Mais, le marché des prêts à vue est volatile et alimente la spéculation boursière venant plutôt déstabiliser les allocations de liquidité. Par ailleurs, tous ces moyens et marchés en temps normal n’ont pas permis de fournir de la liquidité lors des nombreuses crises financières dont celles de 1857, 1873, 1884, 1890, 1893 et 1907. Les innovations des chambres de compensation (certificats de prêts, certification des chèques, émission de quasi-monnaie) vont alors s’imposer comme moyen de fourniture de liquidité en dernier ressort tout d’abord auprès des banques membres de la chambre de compensation puis, lors des crises ultérieures, à l’ensemble de l’économie.
Toutefois, la crise de 1907 qui prend une dimension systémique avec de nouvelles problématiques liées à l’existence des trusts, que l’on peut voir comme les ancêtres du système bancaire parallèle, vient marquer la nécessité de la mise en place d’une institution publique pour gérer les crises de liquidité.
Mon article publié dans la Revue d’Économie Politique[1] détaille ces différents problèmes de liquidité et les solutions qui leur sont apportés, puis tente de classifier ceux qui ont été résolus et ceux qui ne l’ont pas été, à la suite de la création du FED en 1913.
La création du FED en 1913 : une solution aux problèmes monétaires plutôt que financiers
En 1907, les États-Unis n’ont pas de banque centrale, contrairement aux pays européens, pour des raisons à la fois politiques et reliées aux souhaits de la communauté bancaire. Les répercussions de la crise de 1907 vont toutefois donner lieu à des travaux pour la création d’une banque centrale. Les premiers travaux, qui conduiront à l’Aldrich-Vreeland Act le 30 mai 1908, proposaient de traiter les problèmes d’instabilité financière par la mise en place d’une institution publique. Mais, ces premières mesures n’englobant pas les problèmes monétaires d’allocation de liquidité, une Commission Monétaire Nationale est mise en place qui servira de base, plus tard, à la définition des fonctions et de l’organisation du FED. Ainsi, la création du FED est surtout venue répondre aux problèmes monétaires d’allocations de liquidité en période normale, notamment les problèmes d’inélasticité de la monnaie due aux variations saisonnières et aux chocs de demande de liquidité, ainsi qu’aux difficultés des systèmes de paiement.

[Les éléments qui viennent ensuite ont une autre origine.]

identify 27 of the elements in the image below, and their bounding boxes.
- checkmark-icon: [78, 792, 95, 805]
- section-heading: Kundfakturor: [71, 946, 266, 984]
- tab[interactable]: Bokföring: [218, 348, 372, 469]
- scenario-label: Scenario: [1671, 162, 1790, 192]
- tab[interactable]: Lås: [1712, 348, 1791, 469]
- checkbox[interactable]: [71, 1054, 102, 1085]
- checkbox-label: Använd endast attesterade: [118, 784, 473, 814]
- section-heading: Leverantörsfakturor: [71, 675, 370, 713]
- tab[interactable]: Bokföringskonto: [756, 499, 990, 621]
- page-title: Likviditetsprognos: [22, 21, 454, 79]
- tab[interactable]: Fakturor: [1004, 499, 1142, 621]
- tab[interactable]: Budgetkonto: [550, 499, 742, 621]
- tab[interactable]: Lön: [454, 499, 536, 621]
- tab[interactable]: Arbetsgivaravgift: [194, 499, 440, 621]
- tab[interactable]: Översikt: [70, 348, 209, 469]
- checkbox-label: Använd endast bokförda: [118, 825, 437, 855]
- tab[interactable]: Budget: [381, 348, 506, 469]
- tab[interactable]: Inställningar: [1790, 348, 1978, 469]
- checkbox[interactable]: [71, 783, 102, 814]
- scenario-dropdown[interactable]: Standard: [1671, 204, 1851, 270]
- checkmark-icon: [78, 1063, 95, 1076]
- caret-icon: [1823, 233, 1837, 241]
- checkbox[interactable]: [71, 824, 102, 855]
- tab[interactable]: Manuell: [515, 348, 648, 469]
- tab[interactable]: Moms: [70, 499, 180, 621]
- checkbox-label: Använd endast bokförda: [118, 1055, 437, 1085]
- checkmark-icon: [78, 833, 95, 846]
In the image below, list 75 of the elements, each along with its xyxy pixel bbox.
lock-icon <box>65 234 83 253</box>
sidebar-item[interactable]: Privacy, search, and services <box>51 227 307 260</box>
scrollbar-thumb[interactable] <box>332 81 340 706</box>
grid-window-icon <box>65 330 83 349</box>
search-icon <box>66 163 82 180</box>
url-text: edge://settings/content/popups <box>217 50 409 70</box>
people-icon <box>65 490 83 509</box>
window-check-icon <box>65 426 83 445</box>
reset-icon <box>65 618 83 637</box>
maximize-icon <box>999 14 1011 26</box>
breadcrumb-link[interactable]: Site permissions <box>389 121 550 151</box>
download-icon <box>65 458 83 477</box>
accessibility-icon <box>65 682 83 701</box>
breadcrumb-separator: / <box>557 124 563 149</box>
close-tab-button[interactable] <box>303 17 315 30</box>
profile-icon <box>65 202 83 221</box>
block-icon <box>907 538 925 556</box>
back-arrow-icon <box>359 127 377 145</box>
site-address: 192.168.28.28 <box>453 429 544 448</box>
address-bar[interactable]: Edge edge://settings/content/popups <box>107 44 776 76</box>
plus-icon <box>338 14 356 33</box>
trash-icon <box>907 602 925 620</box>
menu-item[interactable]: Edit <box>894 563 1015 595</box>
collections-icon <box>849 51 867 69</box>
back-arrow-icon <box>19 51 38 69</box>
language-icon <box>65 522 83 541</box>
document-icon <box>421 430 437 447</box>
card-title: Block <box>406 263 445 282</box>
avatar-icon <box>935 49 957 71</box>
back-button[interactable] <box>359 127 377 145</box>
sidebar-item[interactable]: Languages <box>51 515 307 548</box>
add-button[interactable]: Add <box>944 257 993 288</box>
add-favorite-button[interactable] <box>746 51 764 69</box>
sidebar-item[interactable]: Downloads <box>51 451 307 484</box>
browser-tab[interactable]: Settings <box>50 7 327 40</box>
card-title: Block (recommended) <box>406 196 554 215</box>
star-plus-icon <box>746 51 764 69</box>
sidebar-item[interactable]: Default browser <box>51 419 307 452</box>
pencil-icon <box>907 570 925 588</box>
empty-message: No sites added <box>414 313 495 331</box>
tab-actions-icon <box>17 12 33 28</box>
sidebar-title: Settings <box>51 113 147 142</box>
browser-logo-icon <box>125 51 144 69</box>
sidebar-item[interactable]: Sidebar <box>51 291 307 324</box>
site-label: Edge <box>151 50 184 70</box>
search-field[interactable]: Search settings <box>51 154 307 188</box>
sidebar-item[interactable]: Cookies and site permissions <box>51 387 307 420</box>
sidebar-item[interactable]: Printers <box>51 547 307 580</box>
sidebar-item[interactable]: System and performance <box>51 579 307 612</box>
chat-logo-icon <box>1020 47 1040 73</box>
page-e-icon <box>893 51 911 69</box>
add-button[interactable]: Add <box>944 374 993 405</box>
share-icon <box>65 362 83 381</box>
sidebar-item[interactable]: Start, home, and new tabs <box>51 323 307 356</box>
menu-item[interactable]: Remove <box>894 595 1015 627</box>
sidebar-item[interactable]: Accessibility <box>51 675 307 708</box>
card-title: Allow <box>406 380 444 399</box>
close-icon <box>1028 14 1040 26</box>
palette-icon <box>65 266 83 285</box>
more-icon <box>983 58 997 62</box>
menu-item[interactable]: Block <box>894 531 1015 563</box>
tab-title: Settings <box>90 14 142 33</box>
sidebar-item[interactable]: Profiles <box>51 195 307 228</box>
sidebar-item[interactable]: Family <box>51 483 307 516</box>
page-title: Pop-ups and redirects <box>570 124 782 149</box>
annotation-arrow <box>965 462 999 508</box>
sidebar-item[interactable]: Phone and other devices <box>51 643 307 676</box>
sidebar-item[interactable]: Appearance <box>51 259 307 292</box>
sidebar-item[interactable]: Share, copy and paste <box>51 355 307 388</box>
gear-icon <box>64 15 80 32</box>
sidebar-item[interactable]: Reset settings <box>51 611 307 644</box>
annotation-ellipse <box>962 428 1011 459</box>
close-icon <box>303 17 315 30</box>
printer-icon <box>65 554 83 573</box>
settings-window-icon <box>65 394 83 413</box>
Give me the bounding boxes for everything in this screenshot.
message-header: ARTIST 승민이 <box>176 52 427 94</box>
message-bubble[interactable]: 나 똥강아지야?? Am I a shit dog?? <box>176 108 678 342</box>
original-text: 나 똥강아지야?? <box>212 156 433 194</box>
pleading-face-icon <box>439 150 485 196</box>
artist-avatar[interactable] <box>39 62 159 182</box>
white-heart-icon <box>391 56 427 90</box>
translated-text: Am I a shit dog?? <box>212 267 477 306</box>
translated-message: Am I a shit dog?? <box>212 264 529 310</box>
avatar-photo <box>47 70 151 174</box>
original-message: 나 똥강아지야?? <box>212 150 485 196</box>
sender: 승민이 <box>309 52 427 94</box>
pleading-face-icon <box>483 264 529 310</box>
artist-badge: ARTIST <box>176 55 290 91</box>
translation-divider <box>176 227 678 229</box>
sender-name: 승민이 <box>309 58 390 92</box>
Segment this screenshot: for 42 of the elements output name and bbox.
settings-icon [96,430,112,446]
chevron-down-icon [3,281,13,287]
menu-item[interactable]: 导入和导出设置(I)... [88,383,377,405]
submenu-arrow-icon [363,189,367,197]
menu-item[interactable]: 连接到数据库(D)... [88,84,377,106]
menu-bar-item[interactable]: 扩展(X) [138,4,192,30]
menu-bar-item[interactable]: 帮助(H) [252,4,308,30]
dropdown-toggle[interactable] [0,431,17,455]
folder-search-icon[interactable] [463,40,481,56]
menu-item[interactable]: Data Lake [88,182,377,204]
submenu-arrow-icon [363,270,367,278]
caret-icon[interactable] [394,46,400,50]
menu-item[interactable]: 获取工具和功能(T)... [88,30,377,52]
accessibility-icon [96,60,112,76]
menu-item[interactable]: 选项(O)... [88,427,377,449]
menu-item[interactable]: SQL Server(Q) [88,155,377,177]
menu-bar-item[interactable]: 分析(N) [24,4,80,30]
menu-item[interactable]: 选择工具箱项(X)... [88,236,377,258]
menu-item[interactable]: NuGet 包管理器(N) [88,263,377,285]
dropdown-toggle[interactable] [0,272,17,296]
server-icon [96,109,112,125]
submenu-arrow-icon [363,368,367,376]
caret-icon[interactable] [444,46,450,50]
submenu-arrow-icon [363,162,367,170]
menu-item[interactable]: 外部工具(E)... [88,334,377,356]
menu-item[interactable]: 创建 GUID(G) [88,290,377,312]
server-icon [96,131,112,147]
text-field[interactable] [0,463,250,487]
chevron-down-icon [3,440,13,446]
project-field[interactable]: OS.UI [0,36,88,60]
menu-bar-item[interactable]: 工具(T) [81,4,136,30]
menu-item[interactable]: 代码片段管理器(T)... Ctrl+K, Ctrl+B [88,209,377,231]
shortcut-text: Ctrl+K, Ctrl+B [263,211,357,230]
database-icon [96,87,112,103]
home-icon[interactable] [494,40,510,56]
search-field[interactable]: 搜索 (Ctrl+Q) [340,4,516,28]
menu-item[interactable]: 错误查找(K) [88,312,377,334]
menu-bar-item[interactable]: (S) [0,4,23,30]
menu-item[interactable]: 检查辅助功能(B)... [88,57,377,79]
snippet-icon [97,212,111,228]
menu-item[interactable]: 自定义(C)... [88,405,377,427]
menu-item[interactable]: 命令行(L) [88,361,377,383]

Le FED va ainsi avoir en charge l’émission des billets et la centralisation des réserves des banques, et d’un autre côté pourra effectuer les opérations de politique monétaire par des achats/ventes de titres d’État (opérations d’open market) et fournir de la liquidité aux banques par des prêts contre du papier commercial pour des maturités inférieures à 90 jours (opérations à la fenêtre d’escompte). La fenêtre d’escompte a aussi un objectif de fourniture de la liquidité d’urgence, ce qui ne permet pas de dissocier les interventions de politique monétaire et celles de stabilité financière. Les banques peuvent aussi échanger la liquidité sur le marché des fonds fédéraux (Federal Funds Market).
Les problèmes de liquidité persistants, y compris après la crise financière de 2009
Les fonctions du FED viennent donc résoudre les problèmes monétaires d’allocation de liquidité en temps normal. Si la visée de la banque centrale concerne aussi la résolution des tensions financières, des mesures spécifiques aux crises financières de liquidité ne sont pas pensées en tant que telles. Le rôle de la banque centrale prêteur en dernier ressort, selon la doctrine élaborée par Bagehot en 1873 en Europe, de prêts de liquidité en quantité illimitée aux banques solvables et à un taux de marché, n’est pas repris. Le prêt de liquidité en dernier ressort peut se faire à des institutions individuelles selon une politique de crédit, qui diffère d’une assistance de liquidité au marché dans sa globalité.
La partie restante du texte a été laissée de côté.